Cependant, la question de la fin de carrière ne doit pas se poser lorsque la retraite est déjà proche. Réfléchir au sujet en amont permettrait aux salariés seniors de mieux se préparer. C’est l’idée de l’entretien de mi-carrière, que Christine, ancienne responsable RH de 55 ans, appelle de ses vœux. Une idée que partage la secrétaire confédérale de la CGT, qui estime que la séniorité se construit avant même d’être senior : « Nous souhaitons qu’un entretien soit réinstauré à partir de 45 ans pour anticiper des reconversions mais aussi pour prendre en compte le vieillissement des travailleurs afin de réduire les effets négatifs du travail sur leur santé. »

S’adapter aux seniors, ça coûte trop cher ?

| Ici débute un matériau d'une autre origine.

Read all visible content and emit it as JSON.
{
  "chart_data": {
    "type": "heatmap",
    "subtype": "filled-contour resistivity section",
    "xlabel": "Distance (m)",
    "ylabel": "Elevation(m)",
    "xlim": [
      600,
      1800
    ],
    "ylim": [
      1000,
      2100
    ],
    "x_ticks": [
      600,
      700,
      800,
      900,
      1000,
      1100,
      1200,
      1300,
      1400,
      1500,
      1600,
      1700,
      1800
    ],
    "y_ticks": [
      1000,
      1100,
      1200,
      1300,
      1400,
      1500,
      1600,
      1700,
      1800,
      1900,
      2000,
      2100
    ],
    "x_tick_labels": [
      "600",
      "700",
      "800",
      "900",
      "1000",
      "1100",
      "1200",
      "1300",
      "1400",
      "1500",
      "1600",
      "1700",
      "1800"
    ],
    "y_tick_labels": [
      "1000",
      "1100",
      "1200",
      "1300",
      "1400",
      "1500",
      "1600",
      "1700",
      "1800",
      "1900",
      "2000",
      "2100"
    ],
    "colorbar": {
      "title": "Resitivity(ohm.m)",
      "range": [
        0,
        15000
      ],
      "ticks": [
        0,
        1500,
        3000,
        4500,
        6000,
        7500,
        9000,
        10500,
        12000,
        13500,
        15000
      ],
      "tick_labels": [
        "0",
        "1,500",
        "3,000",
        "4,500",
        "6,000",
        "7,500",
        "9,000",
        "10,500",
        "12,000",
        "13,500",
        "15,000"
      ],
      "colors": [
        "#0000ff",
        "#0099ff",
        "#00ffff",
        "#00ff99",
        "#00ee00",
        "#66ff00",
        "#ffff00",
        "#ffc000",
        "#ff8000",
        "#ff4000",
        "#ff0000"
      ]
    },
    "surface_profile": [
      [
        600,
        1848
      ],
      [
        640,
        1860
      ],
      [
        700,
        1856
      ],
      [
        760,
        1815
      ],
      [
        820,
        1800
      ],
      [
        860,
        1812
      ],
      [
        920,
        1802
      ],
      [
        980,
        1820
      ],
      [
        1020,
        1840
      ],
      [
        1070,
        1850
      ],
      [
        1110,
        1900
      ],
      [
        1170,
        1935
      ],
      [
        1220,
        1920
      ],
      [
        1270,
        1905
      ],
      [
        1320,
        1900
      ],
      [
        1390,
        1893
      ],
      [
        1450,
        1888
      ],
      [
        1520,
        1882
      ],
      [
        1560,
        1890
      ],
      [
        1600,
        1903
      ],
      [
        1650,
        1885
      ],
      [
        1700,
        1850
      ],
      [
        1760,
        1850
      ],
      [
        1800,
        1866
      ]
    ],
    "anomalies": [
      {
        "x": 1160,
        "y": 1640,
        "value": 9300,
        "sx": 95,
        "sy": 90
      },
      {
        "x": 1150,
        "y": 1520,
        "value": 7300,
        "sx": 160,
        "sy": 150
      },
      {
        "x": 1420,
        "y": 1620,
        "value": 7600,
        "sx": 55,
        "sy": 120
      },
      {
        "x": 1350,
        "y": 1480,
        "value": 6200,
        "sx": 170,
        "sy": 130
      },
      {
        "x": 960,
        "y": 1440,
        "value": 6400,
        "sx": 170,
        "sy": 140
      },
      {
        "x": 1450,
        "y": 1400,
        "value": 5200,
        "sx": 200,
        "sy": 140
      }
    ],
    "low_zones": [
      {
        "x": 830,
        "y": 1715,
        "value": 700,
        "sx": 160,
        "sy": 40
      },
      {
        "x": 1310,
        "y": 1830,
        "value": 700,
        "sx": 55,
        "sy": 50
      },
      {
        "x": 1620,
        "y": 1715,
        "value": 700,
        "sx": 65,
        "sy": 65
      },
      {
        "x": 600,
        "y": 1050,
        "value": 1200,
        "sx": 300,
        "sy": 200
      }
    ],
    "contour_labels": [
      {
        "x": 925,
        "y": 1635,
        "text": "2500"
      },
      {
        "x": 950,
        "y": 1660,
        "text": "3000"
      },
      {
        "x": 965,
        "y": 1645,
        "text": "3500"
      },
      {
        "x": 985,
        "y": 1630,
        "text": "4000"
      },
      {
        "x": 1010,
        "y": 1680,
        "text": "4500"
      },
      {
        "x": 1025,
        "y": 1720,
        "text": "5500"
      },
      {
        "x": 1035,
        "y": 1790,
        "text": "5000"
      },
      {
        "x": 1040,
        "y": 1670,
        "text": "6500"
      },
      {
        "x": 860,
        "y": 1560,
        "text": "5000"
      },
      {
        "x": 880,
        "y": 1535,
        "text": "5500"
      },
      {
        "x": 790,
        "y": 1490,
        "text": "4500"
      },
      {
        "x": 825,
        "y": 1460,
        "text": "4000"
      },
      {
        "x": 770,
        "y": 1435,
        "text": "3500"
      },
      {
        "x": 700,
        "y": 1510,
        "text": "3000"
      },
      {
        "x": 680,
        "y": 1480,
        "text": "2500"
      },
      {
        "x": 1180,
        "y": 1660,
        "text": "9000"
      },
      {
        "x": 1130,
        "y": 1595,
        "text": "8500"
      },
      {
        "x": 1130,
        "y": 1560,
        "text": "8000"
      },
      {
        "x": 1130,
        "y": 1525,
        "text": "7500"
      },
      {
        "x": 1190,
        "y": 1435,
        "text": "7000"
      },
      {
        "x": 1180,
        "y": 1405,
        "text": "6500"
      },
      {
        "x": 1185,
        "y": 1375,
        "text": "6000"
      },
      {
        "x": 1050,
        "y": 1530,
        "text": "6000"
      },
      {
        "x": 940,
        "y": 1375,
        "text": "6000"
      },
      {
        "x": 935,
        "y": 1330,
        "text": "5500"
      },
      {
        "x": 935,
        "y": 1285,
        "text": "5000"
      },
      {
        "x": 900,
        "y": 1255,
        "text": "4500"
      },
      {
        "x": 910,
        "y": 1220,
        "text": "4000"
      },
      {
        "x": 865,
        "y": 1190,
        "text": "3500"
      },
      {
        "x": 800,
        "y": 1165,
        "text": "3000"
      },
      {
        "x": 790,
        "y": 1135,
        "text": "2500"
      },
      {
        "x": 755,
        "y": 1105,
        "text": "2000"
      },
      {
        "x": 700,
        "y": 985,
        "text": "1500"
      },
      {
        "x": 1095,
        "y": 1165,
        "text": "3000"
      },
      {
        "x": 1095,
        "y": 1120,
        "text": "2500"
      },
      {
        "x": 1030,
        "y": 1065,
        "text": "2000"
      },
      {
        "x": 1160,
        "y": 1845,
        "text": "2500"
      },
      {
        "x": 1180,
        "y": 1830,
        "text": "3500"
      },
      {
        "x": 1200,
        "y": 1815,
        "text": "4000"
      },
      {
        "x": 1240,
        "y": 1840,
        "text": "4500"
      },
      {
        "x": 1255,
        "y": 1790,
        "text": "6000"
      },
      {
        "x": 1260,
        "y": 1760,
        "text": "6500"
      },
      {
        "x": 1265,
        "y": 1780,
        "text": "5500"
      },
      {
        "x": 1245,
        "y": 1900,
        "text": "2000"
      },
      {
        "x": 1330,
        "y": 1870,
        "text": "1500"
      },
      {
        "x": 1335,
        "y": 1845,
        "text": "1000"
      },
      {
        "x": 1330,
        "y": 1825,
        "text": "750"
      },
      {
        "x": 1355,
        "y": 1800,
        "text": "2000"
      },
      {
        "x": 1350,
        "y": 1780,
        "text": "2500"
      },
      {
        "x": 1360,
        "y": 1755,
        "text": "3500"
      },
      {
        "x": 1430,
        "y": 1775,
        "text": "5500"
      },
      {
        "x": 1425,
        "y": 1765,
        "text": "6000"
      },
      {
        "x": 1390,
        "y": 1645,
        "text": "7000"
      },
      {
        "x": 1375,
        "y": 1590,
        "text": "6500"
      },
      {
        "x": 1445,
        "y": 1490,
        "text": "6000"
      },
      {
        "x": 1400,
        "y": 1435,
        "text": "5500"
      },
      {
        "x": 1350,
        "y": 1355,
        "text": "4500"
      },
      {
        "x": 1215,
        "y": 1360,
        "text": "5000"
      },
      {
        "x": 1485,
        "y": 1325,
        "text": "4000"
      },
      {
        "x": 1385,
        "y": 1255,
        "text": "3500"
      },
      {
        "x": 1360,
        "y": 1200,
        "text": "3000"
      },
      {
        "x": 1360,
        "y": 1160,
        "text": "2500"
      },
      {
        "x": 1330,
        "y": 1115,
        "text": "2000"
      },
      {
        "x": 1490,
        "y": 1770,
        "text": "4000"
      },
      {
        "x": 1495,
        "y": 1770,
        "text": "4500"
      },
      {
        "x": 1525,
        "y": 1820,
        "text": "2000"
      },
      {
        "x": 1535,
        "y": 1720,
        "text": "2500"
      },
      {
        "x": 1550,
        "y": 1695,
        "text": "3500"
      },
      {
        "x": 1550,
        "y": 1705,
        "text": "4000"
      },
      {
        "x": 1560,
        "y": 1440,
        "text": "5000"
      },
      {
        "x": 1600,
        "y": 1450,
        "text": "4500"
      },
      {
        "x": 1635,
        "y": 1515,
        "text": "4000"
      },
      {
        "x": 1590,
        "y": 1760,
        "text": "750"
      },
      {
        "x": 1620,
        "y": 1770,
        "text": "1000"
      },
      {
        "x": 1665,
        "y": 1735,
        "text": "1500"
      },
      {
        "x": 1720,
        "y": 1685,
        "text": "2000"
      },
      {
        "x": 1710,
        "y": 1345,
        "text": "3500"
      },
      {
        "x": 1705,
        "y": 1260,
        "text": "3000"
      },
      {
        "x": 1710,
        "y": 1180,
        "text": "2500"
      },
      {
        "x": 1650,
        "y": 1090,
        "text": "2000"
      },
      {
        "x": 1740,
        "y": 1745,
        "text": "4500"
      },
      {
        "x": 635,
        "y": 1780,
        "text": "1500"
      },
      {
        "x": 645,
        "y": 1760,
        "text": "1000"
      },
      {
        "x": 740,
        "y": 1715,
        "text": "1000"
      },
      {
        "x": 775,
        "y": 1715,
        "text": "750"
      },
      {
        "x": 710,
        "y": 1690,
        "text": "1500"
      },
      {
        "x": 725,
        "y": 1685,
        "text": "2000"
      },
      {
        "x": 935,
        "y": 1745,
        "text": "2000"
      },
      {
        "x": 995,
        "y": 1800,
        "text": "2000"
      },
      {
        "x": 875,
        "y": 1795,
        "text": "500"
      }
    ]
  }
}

Comment expliquer cette absence de prise en compte des seniors ? « Je pense que ce n’est pas la préoccupation du moment, au même titre que le handicap. Les entreprises respectent la loi et font des opérations de communication pour se donner bonne conscience », s’agace Élodie. En ce qui concerne Amélie Favre-Guittet, il y aurait des freins psychologiques, mais pas seulement puisqu’elle a pu constater que des groupes de DRH ne souhaitaient pas faire d’efforts financiers pour s’adapter aux profils seniors et les attirer.

« Le principal blocage, c’est l’argent » confirme Samuel Pasquier. « Les adaptations ne coûtent presque rien mais il faut quand même insister pour qu’elles soient mises en place. Les employeurs craignent une baisse de la productivité des salariés s’ils réduisent le temps de travail en les payant autant qu’avant. Il faudra peut-être compenser par des outils d’amélioration de la productivité, sans accroître la pénibilité. De ce point de vue, l’intelligence artificielle sera peut-être utile. »

La “chasse aux vieux”

Une chose est également certaine : si peu d’entreprises cherchent à recruter des seniors - 32% des recruteurs et 68% des DRH écartent d’office leurs candidatures selon une étude Grant Alexander - certaines cherchent en plus… à s’en débarrasser. « Certaines entreprises font de la chasse aux vieux. Elles contactent les seniors de plus de 62 ans pour les inciter à partir et les remplacer par des profils avec des salaires moindres », se remémore Christine de son expérience en tant que responsable RH. Plus cynique encore s’il fallait, 74 % des recruteurs et 82 % des DRH estiment que revoir leur salaire à la baisse en fin de carrière serait une solution pour les maintenir en poste !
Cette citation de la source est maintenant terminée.